On the other hand, Google is (probably) very heavily optimized. They know what type of data they're storing (html/text). They know what type of searches are being performed (keyword or exact substring matching vs ranged types). Knowing this a database can be heavily optimized for the data. The database will be designed with this sort of index in mind.

The index in a database is similar to an index in the back of a book. Instead of flipping through a book looking for a word on every page (like Window's find command), you can look in the index, look up the word, and find the pages the word is on (like a database index).

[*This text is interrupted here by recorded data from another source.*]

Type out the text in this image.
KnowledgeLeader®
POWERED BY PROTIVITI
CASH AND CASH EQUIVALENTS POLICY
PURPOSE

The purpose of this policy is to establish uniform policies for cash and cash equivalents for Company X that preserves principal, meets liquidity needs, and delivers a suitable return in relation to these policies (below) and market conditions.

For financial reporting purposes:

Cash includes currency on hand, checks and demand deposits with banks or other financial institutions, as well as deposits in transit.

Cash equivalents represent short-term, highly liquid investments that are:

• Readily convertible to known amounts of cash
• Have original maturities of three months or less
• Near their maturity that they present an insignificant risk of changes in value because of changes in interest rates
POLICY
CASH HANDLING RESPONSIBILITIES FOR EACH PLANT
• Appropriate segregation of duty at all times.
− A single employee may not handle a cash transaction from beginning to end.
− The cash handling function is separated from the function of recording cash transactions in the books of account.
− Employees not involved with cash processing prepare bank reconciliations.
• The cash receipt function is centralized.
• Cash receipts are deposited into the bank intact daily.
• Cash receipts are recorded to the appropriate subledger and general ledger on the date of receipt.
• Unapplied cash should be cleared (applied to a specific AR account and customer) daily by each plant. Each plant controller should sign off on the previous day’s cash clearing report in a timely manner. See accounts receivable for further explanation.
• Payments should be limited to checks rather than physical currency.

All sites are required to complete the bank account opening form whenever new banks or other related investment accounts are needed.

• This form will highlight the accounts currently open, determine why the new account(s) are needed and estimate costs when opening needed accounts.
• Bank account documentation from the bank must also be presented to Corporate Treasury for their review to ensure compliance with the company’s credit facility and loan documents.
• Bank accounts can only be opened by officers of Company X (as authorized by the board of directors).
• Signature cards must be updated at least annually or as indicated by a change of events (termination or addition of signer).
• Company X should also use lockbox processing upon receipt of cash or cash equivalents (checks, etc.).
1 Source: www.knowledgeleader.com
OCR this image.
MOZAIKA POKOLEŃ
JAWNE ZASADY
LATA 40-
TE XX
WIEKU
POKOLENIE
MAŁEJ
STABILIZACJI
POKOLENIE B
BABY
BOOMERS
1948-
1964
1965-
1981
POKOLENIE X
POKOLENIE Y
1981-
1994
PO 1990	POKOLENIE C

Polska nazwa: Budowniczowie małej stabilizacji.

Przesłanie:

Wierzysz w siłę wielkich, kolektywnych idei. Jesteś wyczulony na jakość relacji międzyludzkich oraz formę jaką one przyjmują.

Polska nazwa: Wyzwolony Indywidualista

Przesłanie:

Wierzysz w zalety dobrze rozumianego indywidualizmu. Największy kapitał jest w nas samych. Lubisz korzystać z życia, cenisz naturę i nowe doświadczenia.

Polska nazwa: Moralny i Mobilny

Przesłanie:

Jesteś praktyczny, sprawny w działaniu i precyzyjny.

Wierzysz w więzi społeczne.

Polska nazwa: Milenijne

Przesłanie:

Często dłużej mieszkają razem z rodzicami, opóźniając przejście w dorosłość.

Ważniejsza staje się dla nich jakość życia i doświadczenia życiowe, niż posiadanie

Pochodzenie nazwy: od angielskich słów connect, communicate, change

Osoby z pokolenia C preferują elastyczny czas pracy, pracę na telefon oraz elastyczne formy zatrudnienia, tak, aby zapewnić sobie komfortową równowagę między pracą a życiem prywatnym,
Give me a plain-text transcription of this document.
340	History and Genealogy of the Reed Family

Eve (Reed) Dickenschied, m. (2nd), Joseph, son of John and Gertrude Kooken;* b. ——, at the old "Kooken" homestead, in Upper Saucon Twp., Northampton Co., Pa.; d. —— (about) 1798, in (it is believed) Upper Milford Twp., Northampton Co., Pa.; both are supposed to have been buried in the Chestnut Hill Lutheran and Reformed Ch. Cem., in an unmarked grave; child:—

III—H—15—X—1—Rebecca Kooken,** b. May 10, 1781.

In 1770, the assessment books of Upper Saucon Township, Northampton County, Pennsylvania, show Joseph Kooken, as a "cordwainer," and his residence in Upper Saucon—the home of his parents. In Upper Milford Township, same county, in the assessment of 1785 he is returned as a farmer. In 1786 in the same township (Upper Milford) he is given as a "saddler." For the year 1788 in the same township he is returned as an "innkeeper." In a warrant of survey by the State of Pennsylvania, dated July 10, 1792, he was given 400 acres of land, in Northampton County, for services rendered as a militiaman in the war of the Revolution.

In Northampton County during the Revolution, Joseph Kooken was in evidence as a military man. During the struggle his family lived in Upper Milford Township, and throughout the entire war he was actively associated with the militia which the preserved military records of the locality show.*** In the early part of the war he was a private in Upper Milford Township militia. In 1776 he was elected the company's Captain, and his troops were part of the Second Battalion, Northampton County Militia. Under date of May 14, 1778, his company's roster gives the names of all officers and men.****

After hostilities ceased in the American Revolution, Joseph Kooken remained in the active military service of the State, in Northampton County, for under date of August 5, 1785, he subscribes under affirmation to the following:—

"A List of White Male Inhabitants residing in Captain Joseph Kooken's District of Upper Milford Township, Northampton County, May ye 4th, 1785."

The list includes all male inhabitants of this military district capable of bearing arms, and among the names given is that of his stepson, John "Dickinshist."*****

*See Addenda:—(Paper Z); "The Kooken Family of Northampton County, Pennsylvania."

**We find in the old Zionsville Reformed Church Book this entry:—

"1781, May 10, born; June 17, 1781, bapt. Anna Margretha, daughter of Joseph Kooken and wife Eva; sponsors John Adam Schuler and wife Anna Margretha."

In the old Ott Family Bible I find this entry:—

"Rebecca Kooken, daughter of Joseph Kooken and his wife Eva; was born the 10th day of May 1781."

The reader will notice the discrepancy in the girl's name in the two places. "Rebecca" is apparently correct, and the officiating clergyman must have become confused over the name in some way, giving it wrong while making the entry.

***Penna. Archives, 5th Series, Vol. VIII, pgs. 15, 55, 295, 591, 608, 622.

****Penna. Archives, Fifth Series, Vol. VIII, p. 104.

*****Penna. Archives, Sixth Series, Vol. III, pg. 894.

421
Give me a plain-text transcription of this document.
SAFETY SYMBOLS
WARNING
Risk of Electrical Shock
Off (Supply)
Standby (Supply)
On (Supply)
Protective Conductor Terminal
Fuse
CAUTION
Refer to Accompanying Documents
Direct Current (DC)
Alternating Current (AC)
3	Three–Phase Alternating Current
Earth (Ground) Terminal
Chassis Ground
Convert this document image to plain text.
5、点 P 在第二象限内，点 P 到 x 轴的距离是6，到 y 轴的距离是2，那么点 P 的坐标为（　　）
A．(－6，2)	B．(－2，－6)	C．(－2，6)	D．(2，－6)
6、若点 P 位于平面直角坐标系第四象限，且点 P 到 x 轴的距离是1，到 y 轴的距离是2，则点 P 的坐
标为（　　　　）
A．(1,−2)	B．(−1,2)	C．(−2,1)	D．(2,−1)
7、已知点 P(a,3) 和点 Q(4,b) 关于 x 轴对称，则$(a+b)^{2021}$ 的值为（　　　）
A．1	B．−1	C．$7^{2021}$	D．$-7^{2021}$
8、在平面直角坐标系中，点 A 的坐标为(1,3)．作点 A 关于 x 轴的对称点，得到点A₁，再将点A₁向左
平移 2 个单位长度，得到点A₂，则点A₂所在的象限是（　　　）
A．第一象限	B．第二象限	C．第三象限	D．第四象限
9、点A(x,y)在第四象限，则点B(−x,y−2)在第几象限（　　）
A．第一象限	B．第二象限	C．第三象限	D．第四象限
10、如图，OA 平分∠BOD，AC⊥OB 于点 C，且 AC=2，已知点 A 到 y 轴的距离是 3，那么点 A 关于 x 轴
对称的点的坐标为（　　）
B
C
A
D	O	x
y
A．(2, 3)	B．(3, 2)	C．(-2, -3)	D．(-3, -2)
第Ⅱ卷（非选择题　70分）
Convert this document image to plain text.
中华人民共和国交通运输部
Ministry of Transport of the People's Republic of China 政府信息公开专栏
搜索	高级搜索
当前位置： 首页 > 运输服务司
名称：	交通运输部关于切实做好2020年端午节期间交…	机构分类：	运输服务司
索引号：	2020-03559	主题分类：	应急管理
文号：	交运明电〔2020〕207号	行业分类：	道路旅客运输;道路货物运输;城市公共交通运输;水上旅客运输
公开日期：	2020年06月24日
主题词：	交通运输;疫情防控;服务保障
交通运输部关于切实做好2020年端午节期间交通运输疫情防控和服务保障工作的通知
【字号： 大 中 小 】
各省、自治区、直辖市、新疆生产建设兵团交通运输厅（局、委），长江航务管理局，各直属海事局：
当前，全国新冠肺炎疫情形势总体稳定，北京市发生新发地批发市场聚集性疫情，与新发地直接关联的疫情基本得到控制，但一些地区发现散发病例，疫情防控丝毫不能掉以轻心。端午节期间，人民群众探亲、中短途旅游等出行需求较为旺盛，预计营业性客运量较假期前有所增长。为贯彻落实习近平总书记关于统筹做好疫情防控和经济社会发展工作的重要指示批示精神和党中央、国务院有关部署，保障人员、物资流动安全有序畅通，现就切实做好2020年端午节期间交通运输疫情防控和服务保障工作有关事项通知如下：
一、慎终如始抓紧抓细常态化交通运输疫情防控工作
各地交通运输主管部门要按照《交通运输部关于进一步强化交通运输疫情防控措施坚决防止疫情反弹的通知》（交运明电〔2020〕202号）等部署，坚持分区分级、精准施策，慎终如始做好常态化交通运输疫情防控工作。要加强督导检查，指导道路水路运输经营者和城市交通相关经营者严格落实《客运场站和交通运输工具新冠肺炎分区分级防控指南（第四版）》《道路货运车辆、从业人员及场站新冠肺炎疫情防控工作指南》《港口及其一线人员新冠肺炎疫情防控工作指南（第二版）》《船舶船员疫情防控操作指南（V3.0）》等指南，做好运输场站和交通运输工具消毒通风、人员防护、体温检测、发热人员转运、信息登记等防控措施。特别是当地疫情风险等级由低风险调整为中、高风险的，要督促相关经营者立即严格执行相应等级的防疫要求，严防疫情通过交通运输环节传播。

And by having a great deal of RAM, it may be possible to have much of the index in memory. Also their data is probably also heavily distributed across many machines so that way the lookup can be done in parallel. And even though that info page says they don't cache search results, it seems like it was written when they were still doing research on it (as their goal was only to be able to handle a few hundred searches a minute (or a second, either way to slow for their current application), I'm betting they do cache their search results. Many search terms are probably fairly popular, and instead of constantly redoing the search, they can store the results, and when another person searches for the same string, the can just grab the results from memory.

And.. Google is very different from Metacrawler. Metacrawler send your search string to the various search engines (at least the last time I used it) and reorganizes the results. Google _is_ an "independent" search engine like Altavista or Lycos. They "crawl" the web themselves following the links on pages using programs and add the webpages to their database automatically. Google neither uses other engines to search nor do they require users to submit their pages.